Original article:
https://www.hybridnationrevolution.com/single-post/2017/11/21/What-is-an-Expansion-Pack
Tl;dr: Adding in expansion packs to GameLits can bolster sales.
My reaction:
This could work, if only because it solves one problem that occurs in games all the time. The first problem is currency inflation. In any MMO, the amount of money being added to the economy is inflationary. It’s why I often recommend the satire, (but still really awesome), Orconomics book. It’s seriously awesome, go read it. (Book 2 will sadly not be out until mid next year).
One of the things that only gets peripherally addressed (it is in another video) is that one solution is to simply keep changing currencies. It’s not completely addressed, but the way this typically works is that a new currency gets introduced, and new items can only be bought with this new currency. That doesn’t completely eliminate the old currency, but as newer and better items get released, it behooves players to start accumulating the newer currency and diminishes the value of the old one.
Right, so what’s the problem I’m talking about in many GameLit/LitRPG books that I read?
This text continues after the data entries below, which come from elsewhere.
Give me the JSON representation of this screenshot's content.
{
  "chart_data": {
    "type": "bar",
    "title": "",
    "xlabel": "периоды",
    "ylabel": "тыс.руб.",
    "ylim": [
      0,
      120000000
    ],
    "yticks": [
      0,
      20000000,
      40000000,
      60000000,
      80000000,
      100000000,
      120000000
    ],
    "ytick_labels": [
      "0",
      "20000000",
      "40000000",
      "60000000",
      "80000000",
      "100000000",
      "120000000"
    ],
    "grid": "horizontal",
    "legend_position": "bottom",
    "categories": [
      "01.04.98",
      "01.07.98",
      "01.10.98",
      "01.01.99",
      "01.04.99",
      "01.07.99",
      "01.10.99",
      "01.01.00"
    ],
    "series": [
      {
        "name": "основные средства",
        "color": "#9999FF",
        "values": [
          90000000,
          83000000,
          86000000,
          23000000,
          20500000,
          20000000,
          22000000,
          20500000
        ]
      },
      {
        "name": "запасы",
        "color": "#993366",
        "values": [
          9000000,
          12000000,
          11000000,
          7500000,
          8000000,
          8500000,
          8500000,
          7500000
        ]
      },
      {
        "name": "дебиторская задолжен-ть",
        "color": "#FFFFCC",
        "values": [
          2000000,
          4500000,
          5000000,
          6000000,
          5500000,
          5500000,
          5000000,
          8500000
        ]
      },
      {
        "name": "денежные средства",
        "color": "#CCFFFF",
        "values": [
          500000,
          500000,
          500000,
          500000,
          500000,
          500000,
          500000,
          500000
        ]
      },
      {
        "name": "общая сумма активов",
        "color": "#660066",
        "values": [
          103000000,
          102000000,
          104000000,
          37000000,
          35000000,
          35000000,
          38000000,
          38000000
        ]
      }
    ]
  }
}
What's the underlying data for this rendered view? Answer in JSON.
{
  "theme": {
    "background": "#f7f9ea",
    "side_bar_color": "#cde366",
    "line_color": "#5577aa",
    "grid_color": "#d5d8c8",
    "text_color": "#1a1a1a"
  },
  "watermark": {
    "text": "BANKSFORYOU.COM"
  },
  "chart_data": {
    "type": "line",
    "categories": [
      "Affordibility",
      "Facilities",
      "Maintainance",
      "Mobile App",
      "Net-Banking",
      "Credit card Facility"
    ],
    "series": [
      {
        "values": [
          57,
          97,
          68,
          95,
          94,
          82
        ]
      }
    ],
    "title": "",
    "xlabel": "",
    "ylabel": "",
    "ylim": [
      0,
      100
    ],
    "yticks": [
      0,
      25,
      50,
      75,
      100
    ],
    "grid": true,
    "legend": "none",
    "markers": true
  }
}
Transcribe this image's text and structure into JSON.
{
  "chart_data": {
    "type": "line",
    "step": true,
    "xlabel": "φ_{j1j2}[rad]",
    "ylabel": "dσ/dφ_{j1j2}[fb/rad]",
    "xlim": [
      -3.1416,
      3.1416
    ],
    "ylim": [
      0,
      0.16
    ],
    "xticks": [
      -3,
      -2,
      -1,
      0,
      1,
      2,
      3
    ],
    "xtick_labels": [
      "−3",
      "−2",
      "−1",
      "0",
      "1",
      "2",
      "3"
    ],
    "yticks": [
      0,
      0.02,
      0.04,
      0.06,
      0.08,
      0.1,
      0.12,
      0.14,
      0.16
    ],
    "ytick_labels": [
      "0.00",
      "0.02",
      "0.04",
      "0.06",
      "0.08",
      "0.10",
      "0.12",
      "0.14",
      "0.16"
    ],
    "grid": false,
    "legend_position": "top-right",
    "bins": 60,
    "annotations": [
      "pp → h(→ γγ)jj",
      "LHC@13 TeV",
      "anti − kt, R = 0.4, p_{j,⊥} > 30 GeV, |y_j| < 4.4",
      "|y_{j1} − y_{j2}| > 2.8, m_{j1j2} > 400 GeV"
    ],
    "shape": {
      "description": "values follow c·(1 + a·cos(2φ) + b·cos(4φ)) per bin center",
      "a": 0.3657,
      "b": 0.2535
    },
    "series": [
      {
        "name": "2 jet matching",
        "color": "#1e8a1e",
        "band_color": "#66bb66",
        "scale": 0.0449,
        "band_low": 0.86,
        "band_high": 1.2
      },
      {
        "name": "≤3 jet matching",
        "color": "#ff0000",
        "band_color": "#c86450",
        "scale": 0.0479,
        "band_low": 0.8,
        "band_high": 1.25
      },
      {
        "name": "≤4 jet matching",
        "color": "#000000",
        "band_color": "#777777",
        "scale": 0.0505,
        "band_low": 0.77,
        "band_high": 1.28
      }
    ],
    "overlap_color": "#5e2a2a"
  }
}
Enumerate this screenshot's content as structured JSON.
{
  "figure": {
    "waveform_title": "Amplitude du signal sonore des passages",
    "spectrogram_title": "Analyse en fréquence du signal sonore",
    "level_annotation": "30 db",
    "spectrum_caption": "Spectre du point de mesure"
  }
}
They all have unique abilities, items, and quests that can only be gained by a player once. In several games, this means that there would be an ubermensch class of old players that would have all sorts of unique abilities and items that would dissuade new players from entering.
Some books obviously won’t have this problem. James Hunter’s Viridian Online will never have new players entering into it, unless the outside World begins encapsulating themselves after the Calamity.
But several of the books have no World-ending event and have a system that would rely upon a steady stream of new players investing into the game. Several other aspects don’t get addressed in this vein in many books. I.e. PvP, if new players entered the game six months later, why would they keep playing if they are immediately griefed upon entering? Travis Bagwell does address this in his second book of the Awaken Online series, via a government intervention that goes as well as most government interventions.
Plenty of ideas pop into mind: Cities where players spawn could have escorts until a certain level, which gets deducted as a partial tax, (similar to the “cost sink” in the video). PvP restrictions about attacking low level players. Killing low level players earns a permanent mark on the player like “dishonorable”, (see Harmon Cooper’s Last Warrior of Unigaea).
So, how do we keep all the badass special abilities/items without alienating new players? Expansion packs. As expansion packs get released, new players could get exclusive access to them for a limited time period so the older players don’t immediately get all the best unique plots and items. New currencies get introduced so that certain items are unobtainable without getting the expansion pack.
Think of a hardcore purist character who won’t use any of the new items, similar to the gnome/dwarf character in Lion’s Quest who will not use any item not gained from a fallen foe.
Then the main characters would meet up with new characters who have different skills, races, abilities, and items than what they are used to, forcing them to think on their feet.
The end goal here is not so much that expansion packs are the only way to solve this problem, but that thinking about the problem of why new players would want to join a game and how solutions to that problem can open up new avenues for writing.